Google’s new space at Pier 57 serves as an addition to the company’s growing Chelsea campus. The linear, water-bound peninsula provides an array of solo and group, interior and exterior, social and interactive workplace and meeting spaces, as well as 50,000 square feet of dynamic public spaces for education, art, and dining. Originally built in 1952 as a cargo storage facility for The Grace Line steamship company, Pier 57 was once the largest dock building ever constructed in New York. The 900-foot-long Art Deco structure is supported by three enormous buoyant caissons anchored permanently below the water line. Through the adaptive reuse of the historic core and shell, a 300-foot-long ramp that once provided vehicular access now welcomes visitors with an interactive inclined walkway traversable by foot or by a motorized, cubic glass "inclinator." A double-height Visitor Landing is capped by a grid of 54 conical skylights, each aperture oriented in a unique direction to accommodate existing infrastructure.

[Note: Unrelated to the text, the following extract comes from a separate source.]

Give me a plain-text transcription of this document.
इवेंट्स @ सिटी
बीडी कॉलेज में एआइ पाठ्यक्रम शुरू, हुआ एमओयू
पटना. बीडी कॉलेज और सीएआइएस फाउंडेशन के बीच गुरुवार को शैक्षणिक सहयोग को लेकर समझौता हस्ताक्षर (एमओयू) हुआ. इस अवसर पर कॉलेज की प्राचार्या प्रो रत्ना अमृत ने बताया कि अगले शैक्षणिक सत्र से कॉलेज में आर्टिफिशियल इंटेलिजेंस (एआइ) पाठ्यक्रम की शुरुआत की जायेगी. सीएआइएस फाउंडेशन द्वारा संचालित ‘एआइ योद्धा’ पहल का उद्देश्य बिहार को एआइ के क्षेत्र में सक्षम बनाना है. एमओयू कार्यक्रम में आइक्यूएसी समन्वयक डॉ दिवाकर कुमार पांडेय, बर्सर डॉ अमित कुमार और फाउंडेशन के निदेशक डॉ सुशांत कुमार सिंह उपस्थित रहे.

The Google workspace spans three floors with a lattice of lounges, circulation, spontaneous working and meeting places, and a café. Large assembly and retreat spaces employ innovative technologies to achieve maximum programming versatility. An expansive dining terrace features twenty reconfigurable robotic planters guided on tracks and mechanically operated with mobile power, data, and irrigation systems.
Situated at the western end of the pier, Horizon Hall, a theatrical black box, achieves multiple spatial arrangements through the use of a retractable seating system, a custom pop-up jumbotron, spatial volumetric projection, dynamic robotic cameras, as well as industrial-scale hangar bifold doors that transform the space from an acoustically performative, light- and view-controlled silo to an open, multipurpose area with a panoramic view.